Certains organismes considèrent au contraire que les jeunes ont beaucoup de mal à s’y retrouver et que ce foisonnement d’offres les amène à errer d’un site à l’autre sans pouvoir identifier ce qui correspondrait à leur désir d’engagement.

Il est apparu à la mission que la fragmentation des opportunités et de l’information à leur sujet ne facilitait pas le repérage des opportunités par le public ni la coordination de l’ensemble du dispositif de volontariat de solidarité, et que des regroupements devaient être envisagés.

Une simplification structurelle est en cours pour ce qui concerne le service civique (regroupement prévu des équipes de l’ASC et de celles de l’agence française du programme Erasmus+ jeunesse et sport – cf. 2.1.4.3). La mission recommande également d’attribuer un rôle d’opérateur pivot à France Volontaires (cf. préconisations 1 et 2) et de regrouper en un seul dispositif les programmes JSI et VVV/SI (cf. préconisation 14).

5.3.2.1 La confusion introduite par le « volontourisme »

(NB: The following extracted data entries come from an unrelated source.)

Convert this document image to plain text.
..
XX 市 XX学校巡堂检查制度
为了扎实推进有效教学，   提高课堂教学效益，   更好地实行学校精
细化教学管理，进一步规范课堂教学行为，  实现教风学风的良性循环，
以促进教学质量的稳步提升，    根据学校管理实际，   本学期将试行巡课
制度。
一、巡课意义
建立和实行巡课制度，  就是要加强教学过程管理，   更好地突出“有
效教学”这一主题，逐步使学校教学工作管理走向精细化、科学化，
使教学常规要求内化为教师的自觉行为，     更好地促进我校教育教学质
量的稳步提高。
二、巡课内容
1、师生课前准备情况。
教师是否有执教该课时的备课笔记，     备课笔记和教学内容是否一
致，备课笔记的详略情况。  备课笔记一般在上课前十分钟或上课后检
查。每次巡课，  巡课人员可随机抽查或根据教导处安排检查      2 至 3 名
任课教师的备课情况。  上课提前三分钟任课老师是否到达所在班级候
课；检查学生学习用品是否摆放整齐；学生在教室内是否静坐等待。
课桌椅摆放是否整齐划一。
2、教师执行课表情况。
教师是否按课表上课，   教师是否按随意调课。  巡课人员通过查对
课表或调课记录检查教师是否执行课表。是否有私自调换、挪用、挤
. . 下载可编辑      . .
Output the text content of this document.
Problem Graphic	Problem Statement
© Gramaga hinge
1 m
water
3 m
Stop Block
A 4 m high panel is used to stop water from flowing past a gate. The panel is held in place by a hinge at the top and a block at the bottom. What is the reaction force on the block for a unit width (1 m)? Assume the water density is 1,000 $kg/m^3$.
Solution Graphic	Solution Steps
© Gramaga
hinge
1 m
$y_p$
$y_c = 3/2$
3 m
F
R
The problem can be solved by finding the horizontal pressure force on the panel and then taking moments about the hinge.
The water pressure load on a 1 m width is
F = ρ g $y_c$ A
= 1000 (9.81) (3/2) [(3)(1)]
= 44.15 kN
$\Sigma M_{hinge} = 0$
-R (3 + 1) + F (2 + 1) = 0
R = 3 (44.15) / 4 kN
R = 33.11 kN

Il faut noter enfin l’expansion d’un nouveau secteur lucratif, celui du tourisme humanitaire, qui profite de l’image du volontariat international pour développer une activité commerciale en jouant sur les motivations mêlées des jeunes des pays riches. Visiter le monde tout en le sauvant, c’est en substance ce que proposent ces agences de voyage spécialisées dans les voyages humanitaires, combinant vacances et assistance aux populations et n’exigeant aucune qualification particulière des jeunes « volontaires ». Il s’agirait de l’un des secteurs à plus fort potentiel de l’industrie du tourisme. Il n'est pas rare en effet qu'un volontaire ait à payer de 700 à 2 000 €, en sus du transport à sa charge, pour deux semaines de volontariat

dans un pays en voie de développement alors que l'association d'accueil n'en percevra qu'une très faible part. « Dans l’industrie du tourisme les marges sont de 2 à 3 % alors que dans ce type d’offre, on atteint facilement 30 à 40 %», indique Mark WATSON, directeur de l’organisation britannique Tourism Concern qui milite pour des pratiques responsables48. Cette prolifération du secteur informel ou commercial autour du volontariat international de solidarité ne contribue pas à simplifier les choses pour la communication des dispositifs officiels, eux-mêmes déjà multiples.

Préconisation 29 : Communiquer d’abord à partir de la notion d’engagement citoyen international des jeunes, en précisant dans un deuxième temps d’orientation les différents modes de cet engagement (solidarité, découverte de l’altérité ou finalité professionnelle) et les organismes pouvant y répondre.